I think you always have to do mod 365 here, because the question isn't how many days are in this year, but how many days are in the years that have gone by. I think doing mod 365 on the raw day count and then subtracting the number of leap days (or vice versa, as in the code) is convoluted but correct, but the other variation is straight up wrong. You would then have to do another check to make sure you're not on day 366 of a non-leapyear.

LostTrainDude

#9
Working further with the code you provided I may have found what I am looking for (or at least what I am ok with!)
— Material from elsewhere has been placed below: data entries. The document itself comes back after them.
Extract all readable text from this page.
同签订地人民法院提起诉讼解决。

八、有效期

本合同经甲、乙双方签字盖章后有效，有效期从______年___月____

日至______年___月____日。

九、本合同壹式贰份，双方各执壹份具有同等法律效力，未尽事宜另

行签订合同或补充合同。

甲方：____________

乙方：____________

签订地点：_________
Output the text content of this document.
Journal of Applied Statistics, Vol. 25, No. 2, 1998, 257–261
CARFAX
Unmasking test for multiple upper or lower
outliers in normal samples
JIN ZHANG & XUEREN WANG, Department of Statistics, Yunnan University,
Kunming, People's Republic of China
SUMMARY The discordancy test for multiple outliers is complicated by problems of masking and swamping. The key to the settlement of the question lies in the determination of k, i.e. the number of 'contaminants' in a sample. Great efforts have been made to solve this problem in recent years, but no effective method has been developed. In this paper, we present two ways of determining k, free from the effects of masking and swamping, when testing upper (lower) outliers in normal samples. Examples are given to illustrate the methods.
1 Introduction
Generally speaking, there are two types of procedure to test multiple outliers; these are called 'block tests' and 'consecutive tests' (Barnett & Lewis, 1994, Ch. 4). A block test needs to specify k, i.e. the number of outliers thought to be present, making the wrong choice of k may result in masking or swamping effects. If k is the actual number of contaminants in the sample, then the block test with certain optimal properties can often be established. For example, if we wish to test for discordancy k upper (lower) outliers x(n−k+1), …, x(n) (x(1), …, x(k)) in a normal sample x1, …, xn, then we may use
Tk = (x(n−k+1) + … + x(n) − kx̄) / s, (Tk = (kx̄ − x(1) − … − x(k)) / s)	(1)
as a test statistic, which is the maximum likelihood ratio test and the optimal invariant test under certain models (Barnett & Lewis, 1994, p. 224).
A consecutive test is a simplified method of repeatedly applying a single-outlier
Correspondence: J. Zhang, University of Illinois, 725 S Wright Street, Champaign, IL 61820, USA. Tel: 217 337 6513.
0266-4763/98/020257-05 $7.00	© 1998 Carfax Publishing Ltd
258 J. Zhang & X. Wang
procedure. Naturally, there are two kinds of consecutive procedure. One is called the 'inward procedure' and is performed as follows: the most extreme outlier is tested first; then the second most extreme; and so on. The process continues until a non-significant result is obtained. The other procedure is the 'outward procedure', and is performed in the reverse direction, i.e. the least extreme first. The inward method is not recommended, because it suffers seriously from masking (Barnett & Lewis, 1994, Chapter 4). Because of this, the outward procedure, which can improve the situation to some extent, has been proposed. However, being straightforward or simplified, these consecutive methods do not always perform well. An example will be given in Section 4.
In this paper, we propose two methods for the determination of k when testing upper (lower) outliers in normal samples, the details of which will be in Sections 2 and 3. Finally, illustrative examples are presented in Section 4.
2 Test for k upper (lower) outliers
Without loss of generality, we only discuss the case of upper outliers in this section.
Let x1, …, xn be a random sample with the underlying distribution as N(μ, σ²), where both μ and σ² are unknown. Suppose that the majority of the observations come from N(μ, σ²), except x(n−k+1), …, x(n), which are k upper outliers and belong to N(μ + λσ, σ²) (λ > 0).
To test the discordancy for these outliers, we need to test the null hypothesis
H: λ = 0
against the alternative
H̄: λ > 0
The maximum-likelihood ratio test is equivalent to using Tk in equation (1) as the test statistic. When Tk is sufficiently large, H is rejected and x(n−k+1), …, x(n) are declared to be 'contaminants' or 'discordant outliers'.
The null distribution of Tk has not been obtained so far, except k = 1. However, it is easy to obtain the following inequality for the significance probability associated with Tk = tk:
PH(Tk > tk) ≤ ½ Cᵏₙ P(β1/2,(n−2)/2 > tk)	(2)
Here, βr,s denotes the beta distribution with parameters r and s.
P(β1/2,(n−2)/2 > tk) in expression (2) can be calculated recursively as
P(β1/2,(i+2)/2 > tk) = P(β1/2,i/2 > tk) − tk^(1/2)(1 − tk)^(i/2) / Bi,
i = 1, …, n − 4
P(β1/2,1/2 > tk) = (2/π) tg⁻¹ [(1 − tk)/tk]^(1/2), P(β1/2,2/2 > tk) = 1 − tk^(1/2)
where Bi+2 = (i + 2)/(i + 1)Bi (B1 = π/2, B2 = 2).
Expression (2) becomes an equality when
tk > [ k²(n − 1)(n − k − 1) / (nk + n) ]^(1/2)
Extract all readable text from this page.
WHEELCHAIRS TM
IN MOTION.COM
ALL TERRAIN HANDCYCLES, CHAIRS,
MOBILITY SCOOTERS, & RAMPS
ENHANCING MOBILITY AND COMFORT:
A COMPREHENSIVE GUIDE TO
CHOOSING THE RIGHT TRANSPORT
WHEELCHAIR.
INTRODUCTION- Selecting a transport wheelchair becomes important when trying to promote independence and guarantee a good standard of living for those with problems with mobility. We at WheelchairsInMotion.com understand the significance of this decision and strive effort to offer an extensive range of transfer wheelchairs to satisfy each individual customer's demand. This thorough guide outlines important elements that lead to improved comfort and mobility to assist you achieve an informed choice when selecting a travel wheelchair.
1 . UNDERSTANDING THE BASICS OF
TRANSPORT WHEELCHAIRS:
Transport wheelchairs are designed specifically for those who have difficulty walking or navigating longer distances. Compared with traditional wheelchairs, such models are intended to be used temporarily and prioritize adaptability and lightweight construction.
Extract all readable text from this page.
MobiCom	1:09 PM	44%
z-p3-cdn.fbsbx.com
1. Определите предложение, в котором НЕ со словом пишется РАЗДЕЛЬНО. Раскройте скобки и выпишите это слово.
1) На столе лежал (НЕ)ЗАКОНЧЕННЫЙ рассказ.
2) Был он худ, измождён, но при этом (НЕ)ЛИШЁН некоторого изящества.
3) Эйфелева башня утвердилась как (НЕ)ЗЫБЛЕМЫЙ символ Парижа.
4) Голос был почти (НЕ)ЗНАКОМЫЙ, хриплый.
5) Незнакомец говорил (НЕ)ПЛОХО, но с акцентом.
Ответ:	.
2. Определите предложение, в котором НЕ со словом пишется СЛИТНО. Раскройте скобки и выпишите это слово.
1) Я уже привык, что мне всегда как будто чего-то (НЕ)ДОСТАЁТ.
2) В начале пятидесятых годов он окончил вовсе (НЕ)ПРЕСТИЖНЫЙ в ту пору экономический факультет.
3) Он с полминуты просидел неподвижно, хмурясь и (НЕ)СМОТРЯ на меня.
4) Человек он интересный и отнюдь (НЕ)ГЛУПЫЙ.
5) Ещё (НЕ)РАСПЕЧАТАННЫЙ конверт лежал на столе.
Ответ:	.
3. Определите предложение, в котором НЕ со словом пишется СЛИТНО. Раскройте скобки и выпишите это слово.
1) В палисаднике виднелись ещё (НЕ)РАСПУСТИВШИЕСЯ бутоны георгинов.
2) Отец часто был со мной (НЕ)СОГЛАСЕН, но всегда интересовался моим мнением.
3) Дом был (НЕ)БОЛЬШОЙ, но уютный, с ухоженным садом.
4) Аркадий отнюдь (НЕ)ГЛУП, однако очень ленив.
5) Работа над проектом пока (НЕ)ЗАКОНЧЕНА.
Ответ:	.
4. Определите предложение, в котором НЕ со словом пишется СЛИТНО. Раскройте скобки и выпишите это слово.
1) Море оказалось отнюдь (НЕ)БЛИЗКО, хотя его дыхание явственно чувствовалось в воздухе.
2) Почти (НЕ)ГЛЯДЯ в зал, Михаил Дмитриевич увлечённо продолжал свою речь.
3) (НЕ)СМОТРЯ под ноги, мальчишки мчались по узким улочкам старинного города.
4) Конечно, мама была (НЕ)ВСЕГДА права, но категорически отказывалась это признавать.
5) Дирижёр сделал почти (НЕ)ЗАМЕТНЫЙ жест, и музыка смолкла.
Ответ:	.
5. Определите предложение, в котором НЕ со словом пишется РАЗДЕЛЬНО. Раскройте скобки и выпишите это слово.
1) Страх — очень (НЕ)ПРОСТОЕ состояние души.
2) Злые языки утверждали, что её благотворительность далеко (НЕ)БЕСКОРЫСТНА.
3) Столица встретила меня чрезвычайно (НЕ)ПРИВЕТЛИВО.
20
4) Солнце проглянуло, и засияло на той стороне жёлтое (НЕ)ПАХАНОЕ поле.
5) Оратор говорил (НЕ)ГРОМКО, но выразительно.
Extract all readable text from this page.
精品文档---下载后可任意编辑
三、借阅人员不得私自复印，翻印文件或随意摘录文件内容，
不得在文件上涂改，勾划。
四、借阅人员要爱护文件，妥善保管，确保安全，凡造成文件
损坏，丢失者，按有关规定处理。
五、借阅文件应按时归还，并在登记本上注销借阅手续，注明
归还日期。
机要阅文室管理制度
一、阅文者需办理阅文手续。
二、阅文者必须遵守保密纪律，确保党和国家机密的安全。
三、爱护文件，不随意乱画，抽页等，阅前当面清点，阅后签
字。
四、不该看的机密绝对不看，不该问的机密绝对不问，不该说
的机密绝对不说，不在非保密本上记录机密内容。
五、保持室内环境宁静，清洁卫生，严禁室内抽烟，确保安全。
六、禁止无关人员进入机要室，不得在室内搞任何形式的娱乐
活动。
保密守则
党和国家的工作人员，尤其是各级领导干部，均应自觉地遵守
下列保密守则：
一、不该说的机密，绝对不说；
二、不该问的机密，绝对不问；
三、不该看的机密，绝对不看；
This is how I changed my script:
Code: ags
// Time.asc

int DateToRaw(int y, int m, int d)
{
   return d + m * 100 + y * 10000; // Gives YYYYMMDD
}

Date* RawToDate(int rawDate)
{
   Date* d = new Date;
   d.Day = rawDate % 100;
   d.Month = (rawDate / 100) % 100;
   d.Year = rawDate / 10000;
   
   return d;
}

int Date::RawDate()
{
   return DateToRaw(this.Year, this.Month, this.Day);
}

bool Date::IsLeap()
{
   return this.Year%4 == 0 && (this.Year%100 != 0 || this.Year%400 == 0);
}

function Date::Add(int days)
{
   int newRawDate = this.RawDate() + days;
   
   for (int i = this.RawDate(); i <= newRawDate; i++)
   {
      this.Day++;
      
      if (this.Day > 28 && this.Month == 2)
      {
         if (!this.IsLeap())
         {
            this.Day = 1;
            this.Month++;
         }
         else
         {
            if (this.Day > 29)
            {
               this.Day = 1;
               this.Month++;
            }
         }
      }
      else if (this.Day > 30 && (this.Month == 11 || this.Month == 4 || this.Month == 6 || this.Month == 9))
      {
         this.Day = 1;
         this.Month++;
      }
      else if (this.Day > 31 && (this.Month == 1 || this.Month == 3 || this.Month == 5 || this.Month == 7 || this.Month == 8 || this.Month == 10 || this.Month == 12))
      {
         this.Day = 1;
         this.Month++;
         if (this.Month == 13)
         {
            this.Month = 1;
            this.Year++;
         }
      }
   }
}


And just to provide the context:
Code: ags
// Missions.asc

// some other code

function CreateMission(int ID, MissionType type)
{
   // some other code
   
   Missions[ID].RawStartDate = CurrentDate.RawDate();
   Date* start = RawToDate(Missions[ID].RawStartDate);
   Date* due = start;
   due.Add(30);
   
   Missions[ID].RawDueDate = DateToRaw(due.Year, due.Month, due.Day);
   
   // some other code
}

String MissionText(int ID)
{
   String missionType;
   
   // some other code
   String p = planetarySystem[Missions[ID].TargetPlanet].name;
   
   Date* start = RawToDate(Missions[ID].RawStartDate);
   Date* due = RawToDate(Missions[ID].RawDueDate);
   
   String s;
   s = String.Format("%s is sent over to %s for %s, commissioned by The %s. Start: %.2d-%.2d-%.2d. Due: %.2d-%.2d-%.2d", People[Missions[ID].AssignedTo].name, p, missionType, Missions[ID].IssuingFaction, start.Day, start.Month, start.Year, due.Day, due.Month, due.Year);
   return s;
}


The output being this, where the due date is basically the start date + 30 days:


EDIT: the result is 31 days actually, but hmm, yeah it probably is something I messed up in the for loop in the Date::Add() function.
EDIT 2: Yeah I tweaked the for loop to be
Code: ags
for (int i = this.RawDate(); i < newRawDate; i++) // < instead of <=
and it works :)

It seems to be working, but I will test it more and see if I can use it as I intended to before confirming!

In the meantime thank you all! :) And feel free to ask for details or provide further feedback, if you want!
"We do not stop playing because we grow old, we grow old because we stop playing."